C’est dans ce climat que le Parlement français examine la réforme de la politique extérieure engagée par l’État. Bernard Kouchner, ministre des affaires étrangères, s’est déplacé au Sénat lundi dernier pour prôner « une révolution culturelle, une véritable décolonisation » accompagnée du déploiement d’un réseau de centres éducatifs et culturels baptisés « Institut Victor Hugo » ou « Institut Français » (le nom fait encore l’objet de débats à l’Assemblée nationale et au Sénat) éparpillés dans les zones d’influence de la langue française. Mais, face aux fontes de crédits et aux suppressions de postes, la révolution pourrait se réduire à une simple réformette. «Ce projet de loi ne saurait tenir lieu, à lui seul, de réponse à la crise que traverse notre diplomatie culturelle», a déploré Jean Pierre Chevènement, sénateur radical et président du MRC (mouvement pour un rassemblement citoyen). « Le budget consacré à notre rayonnement culturel et scientifique a connu des baisses pouvant aller jusqu’à 20% ou 30% et tout laisse à penser que le budget et les effectifs du Quai d’Orsay vont continuer à subir des coupes claires ».
Le nouveau ‘soft power’ des grandes puissances
Tout comme la France, l’Allemagne prétend soigner son engagement en direction de l’Afrique. Le 19 février, l’ambassade allemande à Paris convoquait nombre de journalistes africains pour présenter sa nouvelle initiative diplomatique baptisée Aktion Afrika. Financée à hauteur de 20 millions d’euros par an, l’opération consiste notamment à déployer des instituts culturels et éducatifs (les instituts Goethe) dans un maximum de villes africaines ainsi que de proposer des formations aux meilleurs élèves du jeune continent (le DAAD). Mais si ces promesses sont encourageantes, il ne faut pas oublier que l’Allemagne et la France ont récemment été épinglées par un rapport de l’OCDE pour avoir failli à leurs promesses d’aide au développement .
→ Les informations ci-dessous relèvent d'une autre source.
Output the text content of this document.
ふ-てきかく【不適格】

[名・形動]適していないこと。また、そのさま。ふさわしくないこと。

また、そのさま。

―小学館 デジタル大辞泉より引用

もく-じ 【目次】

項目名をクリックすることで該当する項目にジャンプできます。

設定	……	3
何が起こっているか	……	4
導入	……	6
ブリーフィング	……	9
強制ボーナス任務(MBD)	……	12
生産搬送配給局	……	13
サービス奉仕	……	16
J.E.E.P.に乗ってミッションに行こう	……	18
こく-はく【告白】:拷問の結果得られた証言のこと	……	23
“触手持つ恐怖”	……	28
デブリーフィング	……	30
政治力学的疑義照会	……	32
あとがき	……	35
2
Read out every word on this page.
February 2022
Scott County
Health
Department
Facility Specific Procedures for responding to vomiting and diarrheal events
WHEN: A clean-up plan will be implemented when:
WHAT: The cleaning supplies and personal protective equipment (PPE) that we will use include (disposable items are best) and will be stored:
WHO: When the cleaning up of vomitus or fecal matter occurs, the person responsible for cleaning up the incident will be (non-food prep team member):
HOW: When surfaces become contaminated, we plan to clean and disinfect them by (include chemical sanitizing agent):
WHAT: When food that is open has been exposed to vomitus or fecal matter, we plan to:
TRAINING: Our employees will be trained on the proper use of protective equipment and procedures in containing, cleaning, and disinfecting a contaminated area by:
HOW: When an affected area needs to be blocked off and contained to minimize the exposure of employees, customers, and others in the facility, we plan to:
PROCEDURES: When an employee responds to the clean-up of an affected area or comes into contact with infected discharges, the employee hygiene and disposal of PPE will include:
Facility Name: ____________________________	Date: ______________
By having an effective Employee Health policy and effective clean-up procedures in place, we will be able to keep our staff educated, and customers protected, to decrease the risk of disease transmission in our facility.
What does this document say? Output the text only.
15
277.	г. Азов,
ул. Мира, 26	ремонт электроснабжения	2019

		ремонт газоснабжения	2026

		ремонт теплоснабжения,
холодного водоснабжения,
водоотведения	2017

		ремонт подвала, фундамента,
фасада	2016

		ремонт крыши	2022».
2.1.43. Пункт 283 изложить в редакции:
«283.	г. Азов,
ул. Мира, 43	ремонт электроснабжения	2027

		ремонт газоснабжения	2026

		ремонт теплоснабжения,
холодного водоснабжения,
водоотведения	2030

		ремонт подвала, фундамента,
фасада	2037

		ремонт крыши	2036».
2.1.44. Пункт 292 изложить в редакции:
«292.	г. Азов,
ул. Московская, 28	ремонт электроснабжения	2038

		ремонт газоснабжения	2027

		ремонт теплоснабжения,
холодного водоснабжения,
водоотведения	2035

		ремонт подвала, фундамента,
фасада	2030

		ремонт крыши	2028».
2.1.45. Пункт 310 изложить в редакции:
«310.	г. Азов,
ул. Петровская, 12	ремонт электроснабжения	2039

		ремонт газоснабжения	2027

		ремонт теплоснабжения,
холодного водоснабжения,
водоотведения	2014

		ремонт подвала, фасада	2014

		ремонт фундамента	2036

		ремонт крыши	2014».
Insister sur les dimensions culturelles et éducatives d’une influence à l’étranger, cela rappelle le concept de soft power (puissance douce) élaboré par le politologue américain Joseph Nye. Le concept invite les puissances mondiales à influencer indirectement le comportement des autres États à travers des moyens culturels ou idéologiques. Le concept a été repris, et renommé smart power par Hillary Clinton lors de son discours d’investiture le 13 janvier 2009 devant les sénateurs américains. Si l’ère de l’intervention militaire et de l’ingérence arbitraire semble plus ou moins dépassée, les régimes monétaires et économiques, foncièrement injustes, restent tout de même de mise. Face aux belles déclarations occidentales, les Africains restent sceptiques.